While he is beloved by many Ugandans who credit him with bringing relative stability to the East African country, many others see him as an authoritarian who depends on the security forces to stay in power.

FILE - Ugandan opposition figure Bobi Wine, whose real name is Kyagulanyi Ssentamu, at his home in Magere, just north of the capital Kampala, in Uganda, October 4, 2022.
FILE - Ugandan opposition figure Bobi Wine, whose real name is Kyagulanyi Ssentamu, at his home in Magere, just north of the capital Kampala, in Uganda, October 4, 2022.

Kyagulanyi said he hopes the nomination, which brings the voice of Uganda’s opposition to the Oscars awards, one of the most prestigious film platforms in the world, “will have an impact and create more awareness of our struggle in Uganda.”

“We hope to elevate our voice further, and we hope to ask the world to join our hope and our desperate cry for freedom, for human rights and for democracy in Uganda,” he said.

Henry Okello Oryem, Uganda's minister for foreign affairs, downplayed the nomination. “My only comment is that Western countries are so gullible to everything and anything that anybody that talks negatively against the government, the government of the day, institutions,” he said.

Oryem said governments in Western countries support people who are against elected or legal institutions and whatever those groups say, even the most misleading of information, is accepted as truth.

“The Western countries and their viewers are so gullible to these stories, so I wish him all the very best, he said in reference to Bobi Wine. “But for us in Uganda, the facts speak for itself,” he added.

The minister said the documentary will not have any impact on the government. He said Uganda’s government will counter it by action, and noted “in the last one week we had the most successful back-to-back summits that could be held in in any part of Africa, attended by delegates from all over the world.”

Uganda hosted the Non-Aligned Movement Summit and the Group of 77 nations summit over the past week. Yet less than a month ago, he said, “there were stories, there were allegations and travel advisories being issued by Western governments that tourists and investors should not come to Uganda.”

The United States, Canada and other governments have warned citizens to be cautious in traveling to Uganda because of the risk of terrorist attacks, especially in border areas, and crime.

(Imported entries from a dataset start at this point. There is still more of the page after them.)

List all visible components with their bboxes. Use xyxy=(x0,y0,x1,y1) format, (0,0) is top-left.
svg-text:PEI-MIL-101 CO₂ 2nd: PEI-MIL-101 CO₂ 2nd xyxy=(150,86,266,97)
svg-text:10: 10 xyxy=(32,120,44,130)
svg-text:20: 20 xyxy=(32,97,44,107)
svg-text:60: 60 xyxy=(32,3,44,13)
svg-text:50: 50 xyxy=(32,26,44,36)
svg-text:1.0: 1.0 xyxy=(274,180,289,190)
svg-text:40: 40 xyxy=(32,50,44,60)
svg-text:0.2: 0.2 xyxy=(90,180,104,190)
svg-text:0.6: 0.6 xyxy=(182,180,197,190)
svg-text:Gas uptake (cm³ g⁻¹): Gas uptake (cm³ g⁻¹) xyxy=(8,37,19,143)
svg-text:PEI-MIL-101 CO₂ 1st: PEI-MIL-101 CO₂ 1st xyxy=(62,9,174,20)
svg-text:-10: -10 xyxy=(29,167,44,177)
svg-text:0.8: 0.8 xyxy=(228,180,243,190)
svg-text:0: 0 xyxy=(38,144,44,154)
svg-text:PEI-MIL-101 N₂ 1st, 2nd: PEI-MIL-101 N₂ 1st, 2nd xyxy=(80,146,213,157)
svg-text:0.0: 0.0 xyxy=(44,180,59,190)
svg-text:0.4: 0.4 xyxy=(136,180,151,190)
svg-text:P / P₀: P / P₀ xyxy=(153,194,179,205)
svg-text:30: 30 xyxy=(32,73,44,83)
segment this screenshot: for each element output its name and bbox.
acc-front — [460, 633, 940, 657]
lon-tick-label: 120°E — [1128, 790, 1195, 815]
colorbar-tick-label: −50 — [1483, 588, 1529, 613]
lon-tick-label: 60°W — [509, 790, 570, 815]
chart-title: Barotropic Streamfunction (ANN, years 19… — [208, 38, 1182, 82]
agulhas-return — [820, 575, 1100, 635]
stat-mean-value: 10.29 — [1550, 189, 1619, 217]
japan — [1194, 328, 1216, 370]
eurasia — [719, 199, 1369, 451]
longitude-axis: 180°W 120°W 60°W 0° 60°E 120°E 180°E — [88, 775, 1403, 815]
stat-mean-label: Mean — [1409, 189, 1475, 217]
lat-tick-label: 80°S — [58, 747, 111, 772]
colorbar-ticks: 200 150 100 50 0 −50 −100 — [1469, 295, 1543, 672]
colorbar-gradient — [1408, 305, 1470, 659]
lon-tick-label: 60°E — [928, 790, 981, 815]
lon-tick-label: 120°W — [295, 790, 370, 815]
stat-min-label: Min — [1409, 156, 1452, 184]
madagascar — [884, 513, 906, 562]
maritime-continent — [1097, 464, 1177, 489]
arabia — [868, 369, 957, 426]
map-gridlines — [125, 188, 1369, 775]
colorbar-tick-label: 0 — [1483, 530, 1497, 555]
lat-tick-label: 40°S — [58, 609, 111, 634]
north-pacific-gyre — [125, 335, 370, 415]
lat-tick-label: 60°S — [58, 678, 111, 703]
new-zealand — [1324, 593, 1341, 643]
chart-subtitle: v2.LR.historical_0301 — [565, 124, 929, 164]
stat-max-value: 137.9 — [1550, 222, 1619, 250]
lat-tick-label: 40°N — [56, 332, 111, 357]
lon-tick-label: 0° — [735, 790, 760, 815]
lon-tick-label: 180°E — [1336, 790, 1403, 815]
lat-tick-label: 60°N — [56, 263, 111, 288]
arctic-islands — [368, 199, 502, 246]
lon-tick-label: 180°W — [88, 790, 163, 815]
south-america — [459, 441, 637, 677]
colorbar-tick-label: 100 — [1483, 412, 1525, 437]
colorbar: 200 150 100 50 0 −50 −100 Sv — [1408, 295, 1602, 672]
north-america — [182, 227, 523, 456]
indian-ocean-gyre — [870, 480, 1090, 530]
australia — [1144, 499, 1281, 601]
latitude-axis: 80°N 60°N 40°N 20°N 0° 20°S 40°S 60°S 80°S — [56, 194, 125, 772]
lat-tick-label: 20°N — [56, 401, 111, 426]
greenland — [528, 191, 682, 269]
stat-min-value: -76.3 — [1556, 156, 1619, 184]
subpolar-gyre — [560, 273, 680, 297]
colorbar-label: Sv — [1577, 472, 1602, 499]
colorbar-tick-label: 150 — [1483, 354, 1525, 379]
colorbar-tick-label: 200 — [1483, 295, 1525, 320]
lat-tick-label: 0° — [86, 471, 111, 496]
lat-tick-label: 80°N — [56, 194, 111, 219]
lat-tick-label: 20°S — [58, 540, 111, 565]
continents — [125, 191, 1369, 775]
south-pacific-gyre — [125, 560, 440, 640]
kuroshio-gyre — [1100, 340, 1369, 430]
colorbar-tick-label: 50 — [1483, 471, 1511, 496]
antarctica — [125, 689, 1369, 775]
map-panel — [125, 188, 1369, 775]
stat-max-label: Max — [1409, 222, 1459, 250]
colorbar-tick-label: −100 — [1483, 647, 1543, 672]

In addition, they have warned about possible attacks on individuals because of Uganda’s strict anti-homosexuality law.

FILE - Ugandan LGBTQ+ activist Steven Kabuye receives treatment at a hospital after he was attacked by unknown people, in Kitende on the outskirts of Kampala, Uganda, January 4, 2024.
FILE - Ugandan LGBTQ+ activist Steven Kabuye receives treatment at a hospital after he was attacked by unknown people, in Kitende on the outskirts of Kampala, Uganda, January 4, 2024.

“It was all lies, fabricated, and then misleading because the attendance of the international community and this summit was beyond imagination,” Oryem said.

“Bobi Wine: The People”s President” premiered to a 10-minute standing ovation at the 2022 Venice Film Festival in September 2022, where it was sold to National Geographic before making its U.S. premiere at the 2022 Telluride Film Festival.

The film, directed by Moses Bwayo and Christopher Sharp, won the Audience Award for Best Documentary Feature at the 2022 Hamptons International Film Festival.